The Staff Officer Operations scowled at the amended Plot, then picked up her pen and opened the signal message pad.
- X -
"FOR HX204 CONTACT REPORT SENT 1840 APX 2 AT 132 FROM YOUR 1800 LOCSTAT ADVISE NOW THREE CONFIRMED UBOAT CLOSING FROM ASTERN CLYDESPR SENDS NW"
Stanbridge digested the signal and marked the new contact on the chart. If the two previous contacts were overtaking the convoy on the surface that now made three in line abreast, spread out across about twelve miles. The southern two should be close to radar range by now. He glanced at the sleeping figure by the ASDIC hut, briefly considered waking him then decided against it. Let the Old Man sleep; he'd asked to be woken when they found something and they hadn't, yet. Stanbridge picked up his dividers and bent over the chart for a few seconds, then gave a quiet helm order and flipped open the bridge log. As he began noting the order Leven increased speed from three to six knots and turned northwest.
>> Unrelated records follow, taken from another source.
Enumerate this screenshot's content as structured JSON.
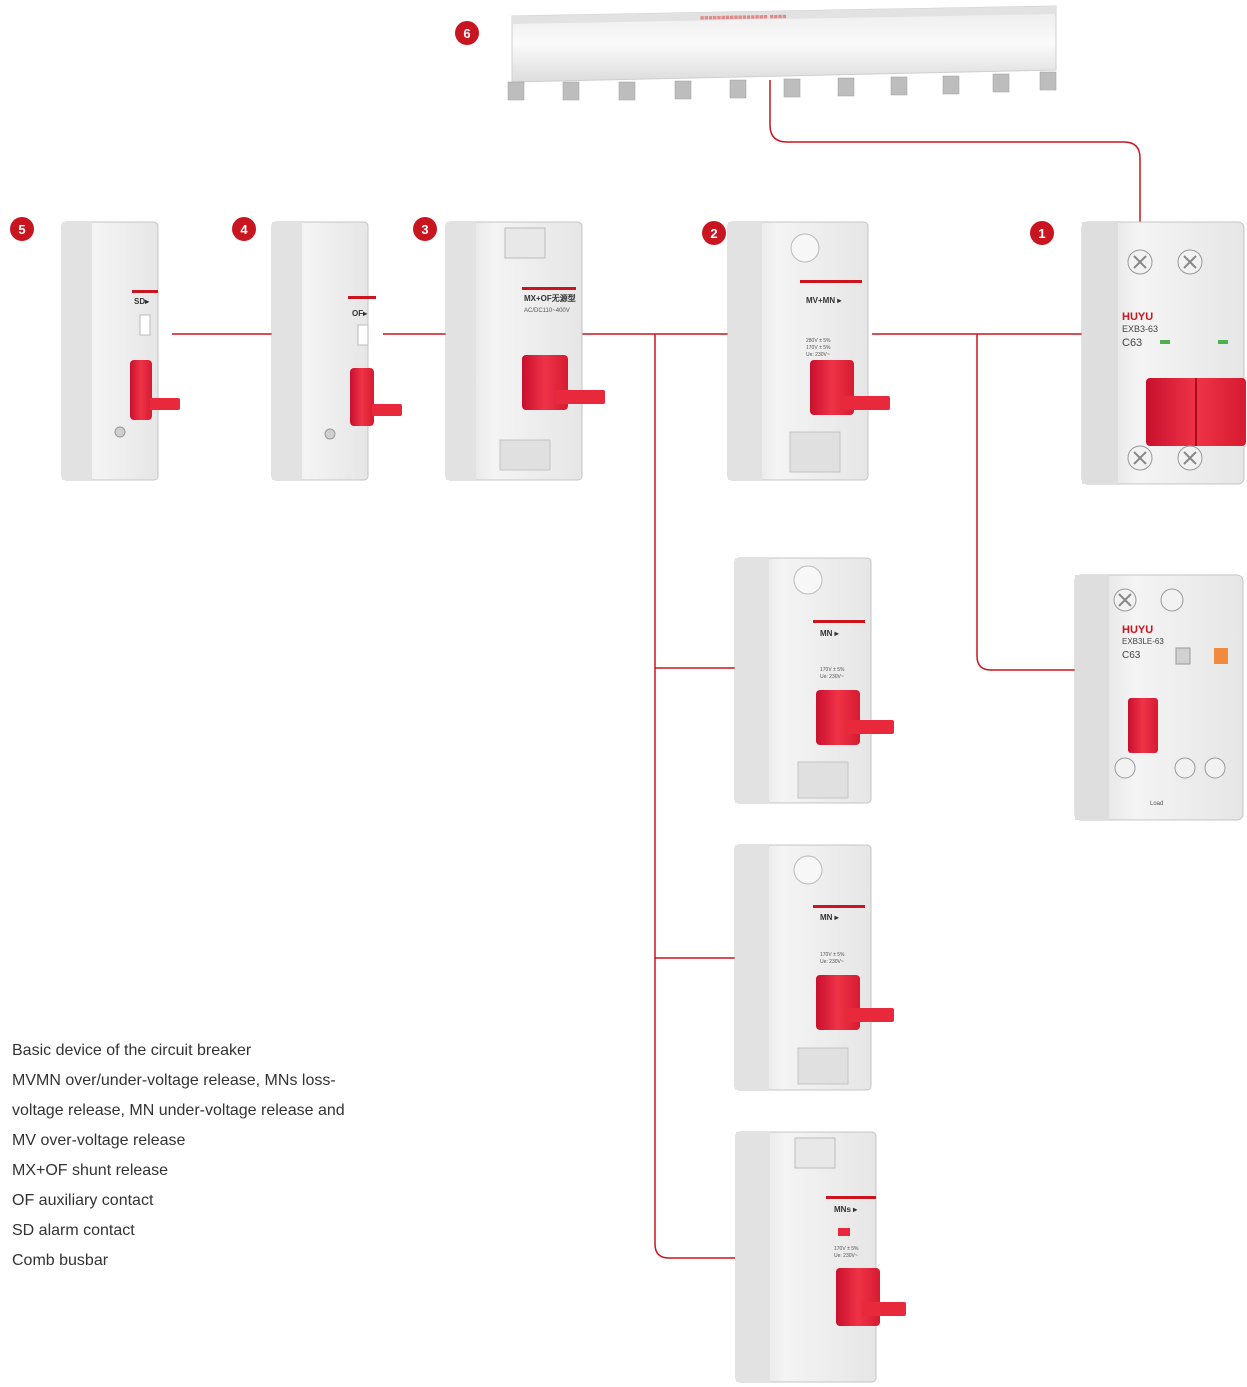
{
  "badges": [
    "1",
    "2",
    "3",
    "4",
    "5",
    "6"
  ],
  "devices": {
    "sd": {
      "label": "SD▸"
    },
    "of": {
      "label": "OF▸"
    },
    "mx": {
      "label": "MX+OF无源型",
      "sub": "AC/DC110~400V"
    },
    "mvmn": {
      "label": "MV+MN ▸",
      "spec1": "280V ± 5%",
      "spec2": "170V ± 5%",
      "spec3": "Ue: 230V~"
    },
    "mn1": {
      "label": "MN ▸",
      "spec1": "170V ± 5%",
      "spec2": "Ue: 230V~"
    },
    "mn2": {
      "label": "MN ▸",
      "spec1": "170V ± 5%",
      "spec2": "Ue: 230V~"
    },
    "mns": {
      "label": "MNs ▸",
      "spec1": "170V ± 5%",
      "spec2": "Ue: 230V~"
    },
    "mcb": {
      "brand": "HUYU",
      "model": "EXB3-63",
      "rating": "C63"
    },
    "rcbo": {
      "brand": "HUYU",
      "model": "EXB3LE-63",
      "rating": "C63",
      "load": "Load"
    }
  },
  "legend": [
    "Basic device of the circuit breaker",
    "MVMN over/under-voltage release, MNs loss-",
    "voltage release, MN under-voltage release and",
    " MV over-voltage release",
    "MX+OF shunt release",
    "OF auxiliary contact",
    "SD alarm contact",
    "Comb busbar"
  ],
  "colors": {
    "accent": "#c8151f",
    "handle": "#e8283b",
    "body": "#f0f0f0"
  }
}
He woke slowly, reluctantly. For a moment his exhausted body tried to drag him back down into sleep, but his mind wearily asserted itself and recognised the importance of the hand on his shoulder. He pulled the blanket off his face and propped himself up on one elbow. "What's up, Williams?"
"Radar contact, Sir."
The Old Man studied the chart. Radar had held the contact for five minutes before he'd been woken, long enough for Stanbridge to be sure that it wasn't a whale or a sudden swirl of turbulent water. It was running almost due east at a touch over 16 knots, it was seven miles northwest of them and it was small. Out here, that meant it was a U-Boat. "Well done, Number one. Coxswain and Flags to the bridge, get King on the ASDIC and make sure the set's warmed up. Pipe to quarters, all weapons closed up and have the four-inch loaded with starshell. Come round to 330 and ring for full ahead. This one doesn't know we're coming." They'd held the contact for five minutes, after all, and it hadn't dived. It had no radar detector. The first warning the U-Boat would have of Leven's arrival would be the bursting starshell.
- X -
"FOR CLYDESPR HAVE PROB UBOAT ON RADAR 54 39N 29 42W AM ENGAGING LEVEN SENDS JW"
She scrawled the log slip and handed it to the Wren. The markers for the frigate and the U-Boat were moved to their new locations, a thousand miles away in the black Atlantic. Watching, she felt the familiar fear creep up on her.